By Sven DiMilo (not verified) on 19 Jun 2010 #permalink

Yeah the hoatzin pun is good, but there was also another good one here a while ago - with a prehistoric scene painted by Darren if I remember right - the comment 'Yes, archosaurs rule, but you need lepidosaurs for scale'.

Now where else on the 'web can you make jokes like that?

By Willem van der Merwe (not verified) on 20 Jun 2010 #permalink

shiva:

any ideas?

How about either 1) Branta leucopsis X Anser albifrons, or 2) Branta leucopsis X Anser erythropus?

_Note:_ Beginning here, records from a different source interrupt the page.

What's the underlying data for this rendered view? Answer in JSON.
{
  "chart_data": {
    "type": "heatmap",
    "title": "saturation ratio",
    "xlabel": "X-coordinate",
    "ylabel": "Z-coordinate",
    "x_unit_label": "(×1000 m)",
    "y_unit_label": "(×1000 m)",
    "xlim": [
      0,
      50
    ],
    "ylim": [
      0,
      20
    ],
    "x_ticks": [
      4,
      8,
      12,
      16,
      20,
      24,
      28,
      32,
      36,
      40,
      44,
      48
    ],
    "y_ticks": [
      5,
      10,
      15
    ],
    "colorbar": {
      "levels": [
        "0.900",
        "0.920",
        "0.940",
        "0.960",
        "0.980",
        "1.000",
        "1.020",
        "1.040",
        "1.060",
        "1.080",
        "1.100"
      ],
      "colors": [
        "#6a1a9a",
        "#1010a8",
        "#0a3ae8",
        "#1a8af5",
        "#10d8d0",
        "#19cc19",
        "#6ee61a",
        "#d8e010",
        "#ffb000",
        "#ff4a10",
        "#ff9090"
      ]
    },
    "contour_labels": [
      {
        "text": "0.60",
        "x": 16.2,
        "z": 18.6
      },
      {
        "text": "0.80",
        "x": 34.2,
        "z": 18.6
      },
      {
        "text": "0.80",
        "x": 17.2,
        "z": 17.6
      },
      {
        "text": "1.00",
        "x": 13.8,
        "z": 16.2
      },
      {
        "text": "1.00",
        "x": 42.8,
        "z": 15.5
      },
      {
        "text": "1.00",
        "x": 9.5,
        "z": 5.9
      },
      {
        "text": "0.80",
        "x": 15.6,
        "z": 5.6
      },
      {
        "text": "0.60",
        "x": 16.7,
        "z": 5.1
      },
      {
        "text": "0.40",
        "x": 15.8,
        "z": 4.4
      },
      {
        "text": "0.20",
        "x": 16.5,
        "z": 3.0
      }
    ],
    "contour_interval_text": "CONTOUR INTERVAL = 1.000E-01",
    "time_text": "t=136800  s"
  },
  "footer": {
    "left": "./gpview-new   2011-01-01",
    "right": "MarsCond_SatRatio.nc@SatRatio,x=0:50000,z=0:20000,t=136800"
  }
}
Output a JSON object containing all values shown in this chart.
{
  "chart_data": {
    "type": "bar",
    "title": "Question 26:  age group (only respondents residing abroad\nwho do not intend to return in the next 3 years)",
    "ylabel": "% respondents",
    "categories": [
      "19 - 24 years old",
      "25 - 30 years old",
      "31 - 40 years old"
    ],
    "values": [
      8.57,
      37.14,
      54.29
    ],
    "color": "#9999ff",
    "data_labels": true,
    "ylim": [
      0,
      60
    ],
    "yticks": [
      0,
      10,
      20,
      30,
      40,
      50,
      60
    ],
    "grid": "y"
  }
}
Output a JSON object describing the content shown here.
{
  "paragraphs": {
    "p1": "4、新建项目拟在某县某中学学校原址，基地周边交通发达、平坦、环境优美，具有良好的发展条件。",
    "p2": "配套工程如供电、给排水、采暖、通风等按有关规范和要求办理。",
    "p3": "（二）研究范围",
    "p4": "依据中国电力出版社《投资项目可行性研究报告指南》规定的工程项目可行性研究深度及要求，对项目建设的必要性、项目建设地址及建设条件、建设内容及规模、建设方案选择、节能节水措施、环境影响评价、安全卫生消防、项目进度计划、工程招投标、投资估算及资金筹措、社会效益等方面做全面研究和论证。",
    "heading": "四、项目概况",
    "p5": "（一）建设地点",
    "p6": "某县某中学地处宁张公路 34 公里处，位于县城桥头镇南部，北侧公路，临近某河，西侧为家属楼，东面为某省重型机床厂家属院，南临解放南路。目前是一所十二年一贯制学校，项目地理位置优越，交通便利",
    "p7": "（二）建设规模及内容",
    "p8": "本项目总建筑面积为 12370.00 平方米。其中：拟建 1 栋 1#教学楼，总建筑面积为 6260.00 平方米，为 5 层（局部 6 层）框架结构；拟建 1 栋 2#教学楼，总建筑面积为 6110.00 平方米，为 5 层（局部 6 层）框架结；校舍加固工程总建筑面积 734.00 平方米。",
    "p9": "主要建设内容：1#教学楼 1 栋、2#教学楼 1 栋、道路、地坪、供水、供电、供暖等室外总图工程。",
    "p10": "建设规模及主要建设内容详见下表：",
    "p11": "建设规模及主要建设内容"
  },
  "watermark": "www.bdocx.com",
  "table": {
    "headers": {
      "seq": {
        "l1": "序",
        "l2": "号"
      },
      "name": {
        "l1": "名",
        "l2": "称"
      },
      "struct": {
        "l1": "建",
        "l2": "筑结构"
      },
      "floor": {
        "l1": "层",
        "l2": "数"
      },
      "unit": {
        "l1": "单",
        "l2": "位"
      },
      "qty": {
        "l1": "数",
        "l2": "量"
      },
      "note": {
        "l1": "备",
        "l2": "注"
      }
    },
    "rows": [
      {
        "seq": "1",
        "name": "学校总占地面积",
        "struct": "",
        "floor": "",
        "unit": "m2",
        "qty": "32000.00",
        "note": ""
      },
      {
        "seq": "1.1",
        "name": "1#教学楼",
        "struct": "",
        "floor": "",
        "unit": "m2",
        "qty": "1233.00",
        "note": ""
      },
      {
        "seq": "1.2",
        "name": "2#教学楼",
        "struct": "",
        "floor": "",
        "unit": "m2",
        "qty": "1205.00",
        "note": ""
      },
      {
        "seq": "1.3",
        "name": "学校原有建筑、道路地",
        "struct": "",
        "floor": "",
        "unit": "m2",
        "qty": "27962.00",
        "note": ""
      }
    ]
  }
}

Dartian - i think you may be right, having looked at pictures of Lesser White-front (a species i'm not too familiar with in the wild), the odd shape of my hybrid's forehead and bill are definitely reminiscent, and its coloration does look like what you might logically expect to get from crossing that with Barnacle (the only thing that doesn't quite fit being the uniformly dark breast/belly - i'd perhaps have expected more of a distinction between the areas which are black and almost white on B. leucopsis - however, there's too much white on the face for the Branta parent to really be anything else). Both of the White-fronts also have the pink bill/orange legs combo...

The only reason i hadn't really considered that combination was that all the pictures i had previously found of Barnacle x White-front crosses had been more Canada-brown in the body rather than my bird's almost bluish grey - but there was some debate over whether the Branta parent in those cases was actually Barnacle or Cackling/a small race of Canada, and Joern Lehmus (who appears to be the go-to person for anatid hybrids) said that combination was "variable". I think i'm going to go with "probable" B. leucopsis x. A. erythropus.